Aira Force made itself heard before they set eyes on it. The waterfall’s roar reached a crescendo as they walked onto an old stone packhorse bridge spanning the top of the cascade. Luckily, neither of them suffered from vertigo. The spectacle of the water crashing into the chasm below was dizzying. A chattering Italian couple, kitted out for the Antarctic, squeezed past. Daniel caught the name Sir Eglamore. The woman was telling the story of the valiant knight’s beloved, whom he awoke from sleepwalking, only for her to plunge to her death in Aira Force. A legend Wordsworth turned into yet another poem.
‘It’s an unlucky place we’re going to,’ Louise said. ‘Two women murdered. Do you think Melody’s hunch is right, and the mad Mrs Hodgkinson was really innocent?’
He watched the swirling patterns made by the foaming water. ‘With murder, like most things, the obvious explanation is usually right. On the face of it, there’s even less mystery about who killed Gertrude Smith than who battered Shenagh Moss to death. Letty Hodgkinson’s suicide looks like a confession of guilt, Craig Meek died before he could be questioned. But what if things aren’t what they seemed?’
‘So Melody’s succeeded in stirring your curiosity.’
Something in her tone made him look up. ‘What are you getting at?’
‘She told you her husband was unfaithful. Better watch out, in case she’s in the mood to pay him back.’
He shook his head. ‘Have you ever known me get involved with married women? She wasn’t chatting me up. What Melody fancies is the idea of collaborating on the Gertrude Smith story.’
‘Oh yeah?’
‘Yeah. She’s decided my name might help her sell a book. Probably it’s just a rich woman’s passing whim. But she has interested me in the Ravenbank murders. Both of them.’
‘Don’t let her use you.’
Closing his eyes, he listened to the deluge rage below, as he puzzled over the contrast between Melody’s conviction that Letty Hodgkinson was innocent, and her refusal to accept the same might be true of Craig Meek.
After lunch in a tea room overlooking the River Eamont at Pooley Bridge, they followed pony trekkers along the road that clung to the east bank of the lake, and past the small harbour at Howtown, before zigzagging up the hairpin bends of the Hause towards Martindale. Parking at St Peter’s Church, they climbed the gentle contours of Hallin Fell to the stone cairn at the summit. Mist clung to the distant fells, far below the steamer chugged away from Howtown pier, and an instructor in a wetsuit bellowed commands at a group of teenagers with dinghies.

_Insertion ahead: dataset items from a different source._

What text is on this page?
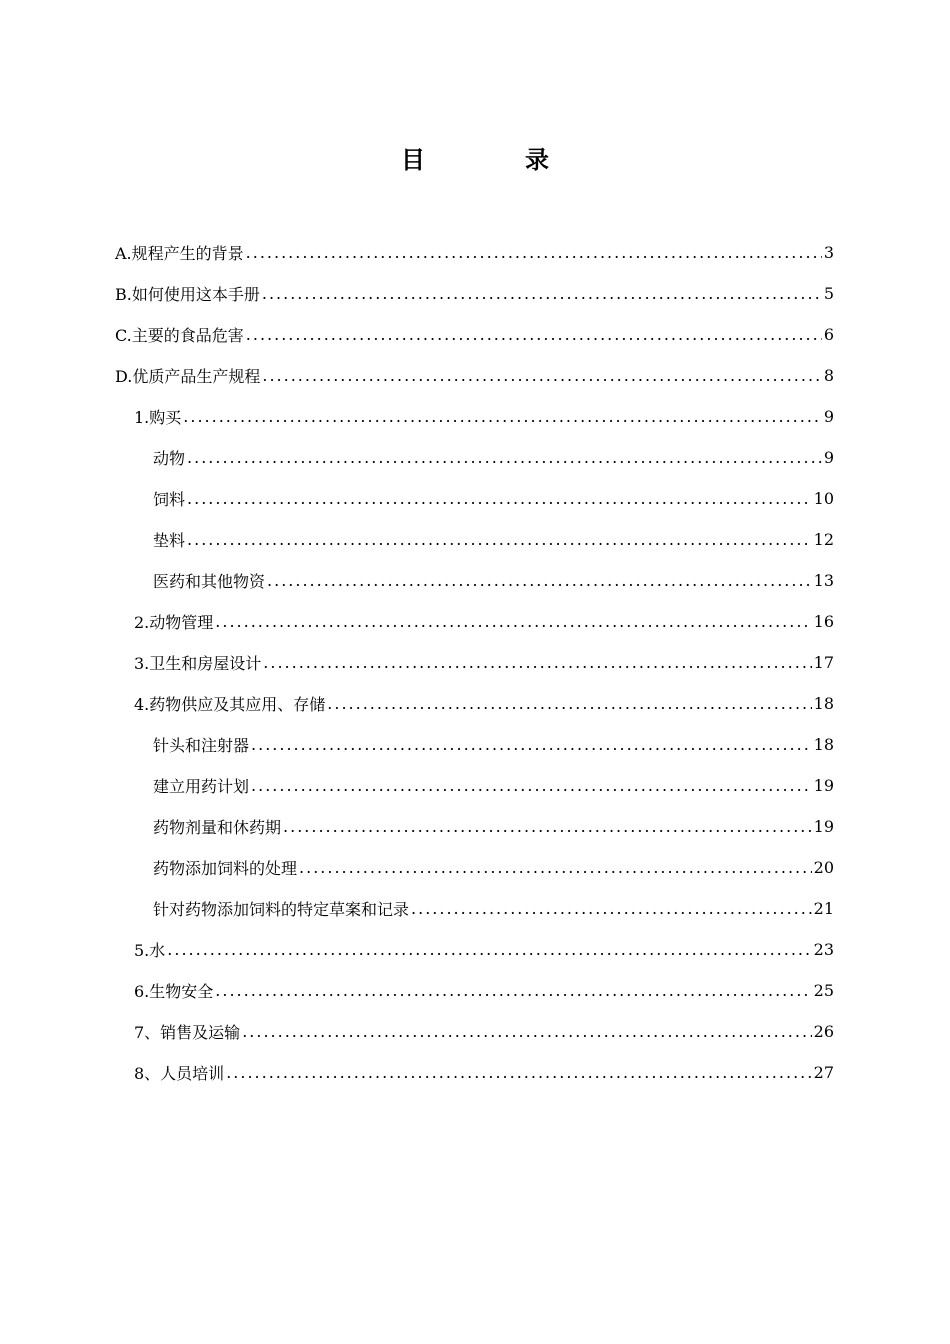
目	录
A.规程产生的背景 .....	3
B.如何使用这本手册 .....	5
C.主要的食品危害 .....	6
D.优质产品生产规程 .....	8
1.购买 .....	9
动物 .....	9
饲料 .....	10
垫料 .....	12
医药和其他物资 .....	13
2.动物管理 .....	16
3.卫生和房屋设计 .....	17
4.药物供应及其应用、存储 .....	18
针头和注射器 .....	18
建立用药计划 .....	19
药物剂量和休药期 .....	19
药物添加饲料的处理 .....	20
针对药物添加饲料的特定草案和记录 .....	21
5.水 .....	23
6.生物安全 .....	25
7、销售及运输 .....	26
8、人员培训 .....	27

As the sun dipped out of sight, Louise waved a hand, indicating a small, wooded promontory poking out into the lake to the south of the fell. The peninsula was shaped like a human skull, connected by a neck of land to the valley of Martindale. The trees formed a copper, brown, and green mosaic. Close to the water’s edge stood a large triple-gabled house. Even at this distance, Ravenbank Hall looked lonely and bleak. Somewhere in the grounds, Letty Hodgkinson, the supposed murderer of Gertrude Smith, was buried. From their vantage point, it was impossible to make out the design planned by Letty’s husband. The Hall was undeniably imposing, but its design was curiously irregular and idiosyncratic, so that it seemed slightly strange and out of kilter. Ravenbank’s other buildings were invisible, and so was the lane prowled by the Faceless Woman. A century after Hodgkinson had set out to master the landscape, Nature had reclaimed most of its own.